ROTEIROS & DICAS

Cuba | Fui RAPTADA em Havana

Pensei tanto se escrevia este post ou não.

Quando escrevi este post (Cuba | O povo que me DESILUDIU) sobre os cubanos, recebi vários tipos de mensagens.

Umas pessoas diziam que eu estava a generalizar (não estava e deixei isso bem claro no post), outras diziam que tinham sentido a mesma coisa e outras, ainda, que eram cubanas e que se sentiram ofendidas.

Lamento que se tenham sentido ofendidas, não foi esse o objectivo.

No entanto, sempre que viajo e alguém me diz que foi enganado em Portugal num restaurante, ou por um taxista, ou por algum tipo de profissão ou por qualquer pessoa eu não me sinto ofendida.

Infelizmente acontece, aqui, em Cuba e em todos os lugares do mundo.

Viajo muito e sinto isso em cada cidade que conheço.

Mas decidi que partilharia este episódio, que, sinceramente, não gosto de recordar, para que percebam que a minha opinião tem fundamento.

Ainda que não generalizando, aconteceu-me e sou livre de ter a minha opinião.

E também partilho como uma forma de alertar e evitar que vos possa acontecer o mesmo.

O que não me torna, de modo algum, numa pessoa xenófoba do povo cubano…

De todo!
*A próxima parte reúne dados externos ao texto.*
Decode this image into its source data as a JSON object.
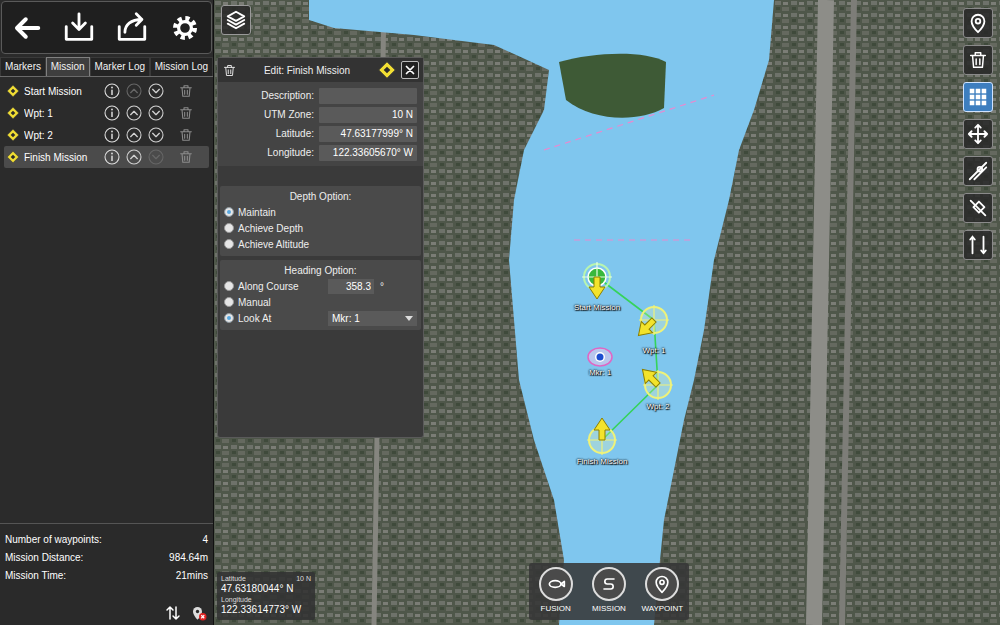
{
  "tabs": [
    {
      "label": "Markers",
      "selected": false
    },
    {
      "label": "Mission",
      "selected": true
    },
    {
      "label": "Marker Log",
      "selected": false
    },
    {
      "label": "Mission Log",
      "selected": false
    }
  ],
  "mission_items": [
    {
      "label": "Start Mission",
      "selected": false,
      "up_disabled": true,
      "down_disabled": false
    },
    {
      "label": "Wpt: 1",
      "selected": false,
      "up_disabled": false,
      "down_disabled": false
    },
    {
      "label": "Wpt: 2",
      "selected": false,
      "up_disabled": false,
      "down_disabled": false
    },
    {
      "label": "Finish Mission",
      "selected": true,
      "up_disabled": false,
      "down_disabled": true
    }
  ],
  "summary": {
    "rows": [
      {
        "label": "Number of waypoints:",
        "value": "4"
      },
      {
        "label": "Mission Distance:",
        "value": "984.64m"
      },
      {
        "label": "Mission Time:",
        "value": "21mins"
      }
    ]
  },
  "edit_panel": {
    "title": "Edit: Finish Mission",
    "fields": [
      {
        "label": "Description:",
        "value": ""
      },
      {
        "label": "UTM Zone:",
        "value": "10 N"
      },
      {
        "label": "Latitude:",
        "value": "47.63177999° N"
      },
      {
        "label": "Longitude:",
        "value": "122.33605670° W"
      }
    ],
    "depth": {
      "title": "Depth Option:",
      "options": [
        {
          "label": "Maintain",
          "selected": true
        },
        {
          "label": "Achieve Depth",
          "selected": false
        },
        {
          "label": "Achieve Altitude",
          "selected": false
        }
      ]
    },
    "heading": {
      "title": "Heading Option:",
      "options": [
        {
          "label": "Along Course",
          "selected": false
        },
        {
          "label": "Manual",
          "selected": false
        },
        {
          "label": "Look At",
          "selected": true
        }
      ],
      "course_value": "358.3",
      "unit": "°",
      "look_at": "Mkr: 1"
    }
  },
  "map_tools": [
    {
      "selected": false
    },
    {
      "selected": false
    },
    {
      "selected": true
    },
    {
      "selected": false
    },
    {
      "selected": false
    },
    {
      "selected": false
    },
    {
      "selected": false
    }
  ],
  "map_pins": [
    {
      "label": "Start Mission",
      "kind": "start",
      "heading": 180
    },
    {
      "label": "Wpt: 1",
      "kind": "waypoint",
      "heading": 225
    },
    {
      "label": "Wpt: 2",
      "kind": "waypoint",
      "heading": 315
    },
    {
      "label": "Finish Mission",
      "kind": "waypoint",
      "heading": 0
    },
    {
      "label": "Mkr: 1",
      "kind": "marker"
    }
  ],
  "mode_buttons": [
    {
      "label": "FUSION"
    },
    {
      "label": "MISSION"
    },
    {
      "label": "WAYPOINT"
    }
  ],
  "cursor": {
    "lat_label": "Latitude",
    "zone": "10 N",
    "latitude": "47.63180044° N",
    "lon_label": "Longitude",
    "longitude": "122.33614773° W"
  }
}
Até penso em voltar lá brevemente.

Num dos dias da minha estadia em Havana, havia uma daquelas datas locais, como se fosse um feriado.

Havia pouca gente na rua e quase nenhuma movimentação.

Agarrei na máquina fotográfica e fui em direcção à parte velha da cidade para me deixar encantar mais um pouco com aquelas ruas maravilhosas.

Ao que parece há uma prática muito comum feita por alguns cubanos, conhecida pelos turistas (que eu desconhecia), onde eles fingem que estão a passar pelas pessoas a caminho do trabalho e, de repente, começam a falar simpaticamente com os turistas e tentam vender um tour à cidade com um suposto primo.

Tudo assim muito tranquilo e como se fosse um acaso, mas altamente programado e premeditado.

São pessoas que vão dizer que acabaram de sair do emprego, normalmente empregos noturnos como hotéis e que foram colocar os filhos na escola e que estão de volta a casa para descansar.

Ou seja, são pessoas que tentam passar a mensagem que são boa gente e trabalhadores e que, por acaso, estão a ser simpáticos a sugerir que o primo costuma fazer este tipo de tours pela cidade.

E que como naquele dia específico a cidade estava mais vazia, iria ser difícil de encontrar alguém que o fizesse, mas que ela (a pessoa que me abordou) poderia fazer o favor de telefonar ao primo.

Eu tinha estado há pouco tempo na Tailândia, onde privei com as pessoas locais e foi sempre tranquilo, sem o mínimo problema, por isso, ainda estava embebida desse espírito e confesso que não pensei que me poderia estar a colocar em perigo.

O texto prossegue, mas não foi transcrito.